Given that 3, a, b, c are in A.P. and 3, a–1, b+1, c+9 are in G.P., find the arithmetic mean of a, b, c.
Concept Used:
For an A.P. with first term 3 and common difference d: a = 3+d, b = 3+2d, c = 3+3d. For a G.P. with first term 3 and common ratio r: a–1 = 3r, b+1 = 3r², c+9 = 3r³.
Step-by-Step Solution:
Step 1: Express a, b, c in terms of d using A.P.
Let common difference = d. Then: a = 3 + d, b = 3 + 2d, c = 3 + 3d.
Step 2: Use G.P. condition: 3, a–1, b+1, c+9 are in G.P.
Let common ratio = r. Then: a – 1 = 3r ...(1) b + 1 = 3r² ...(2) c + 9 = 3r³ ...(3)
Step 3: Substitute a, b, c from Step 1 into (1), (2), (3).
From (1): (3 + d) – 1 = 3r ⇒ 2 + d = 3r ...(1') From (2): (3 + 2d) + 1 = 3r² ⇒ 4 + 2d = 3r² ...(2') From (3): (3 + 3d) + 9 = 3r³ ⇒ 12 + 3d = 3r³ ⇒ 4 + d = r³ ...(3')
Step 4: Solve for r and d.
From (1'): r = (2 + d)/3. From (2'): 3r² = 4 + 2d ⇒ r² = (4 + 2d)/3. But r² = [(2 + d)/3]² from (1').
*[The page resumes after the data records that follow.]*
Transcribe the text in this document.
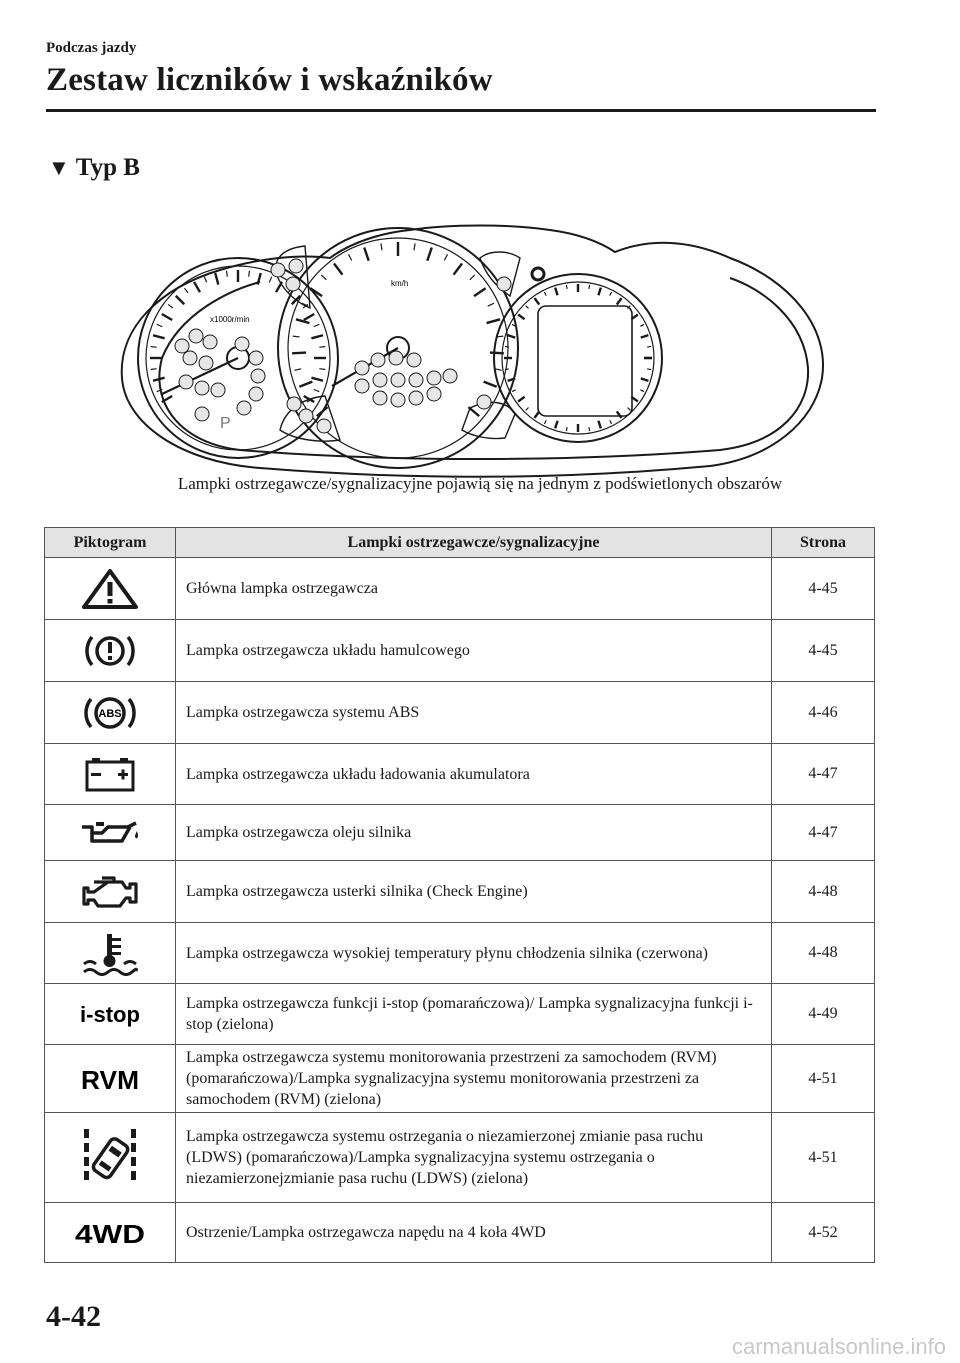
Podczas jazdy
Zestaw liczników i wskaźników
▼ Typ B
x1000r/min
km/h
P
Lampki ostrzegawcze/sygnalizacyjne pojawią się na jednym z podświetlonych obszarów
Piktogram	Lampki ostrzegawcze/sygnalizacyjne	Strona
	Główna lampka ostrzegawcza	4-45
	Lampka ostrzegawcza układu hamulcowego	4-45

ABS	Lampka ostrzegawcza systemu ABS	4-46
	Lampka ostrzegawcza układu ładowania akumulatora	4-47
	Lampka ostrzegawcza oleju silnika	4-47
	Lampka ostrzegawcza usterki silnika (Check Engine)	4-48
	Lampka ostrzegawcza wysokiej temperatury płynu chłodzenia silnika (czerwona)	4-48

i-stop	Lampka ostrzegawcza funkcji i-stop (pomarańczowa)/ Lampka sygnalizacyjna funkcji i-stop (zielona)	4-49

RVM	Lampka ostrzegawcza systemu monitorowania przestrzeni za samochodem (RVM) (pomarańczowa)/Lampka sygnalizacyjna systemu monitorowania przestrzeni za samochodem (RVM) (zielona)	4-51
	Lampka ostrzegawcza systemu ostrzegania o niezamierzonej zmianie pasa ruchu (LDWS) (pomarańczowa)/Lampka sygnalizacyjna systemu ostrzegania o niezamierzonejzmianie pasa ruchu (LDWS) (zielona)	4-51

4WD	Ostrzenie/Lampka ostrzegawcza napędu na 4 koła 4WD	4-52
4-42
carmanualsonline.info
So: [(2 + d)/3]² = (4 + 2d)/3 Multiply by 9: (2 + d)² = 3(4 + 2d) 4 + 4d + d² = 12 + 6d d² – 2d – 8 = 0 (d – 4)(d + 2) = 0 ⇒ d = 4 or d = –2.
Step 5: Check both cases using (3').
For d = 4: r = (2+4)/3 = 2, r³ = 8. From (3'): 4 + d = 4 + 4 = 8 = r³. ✓ Works. For d = –2: r = (2–2)/3 = 0, r³ = 0. From (3'): 4 + (–2) = 2 ≠ 0. ✗ Fails. So d = 4, r = 2.
Step 6: Find a, b, c and their arithmetic mean.
a = 3 + 4 = 7, b = 3 + 8 = 11, c = 3 + 12 = 15. Arithmetic mean = (a + b + c)/3 = (7 + 11 + 15)/3 = 33/3 = 11.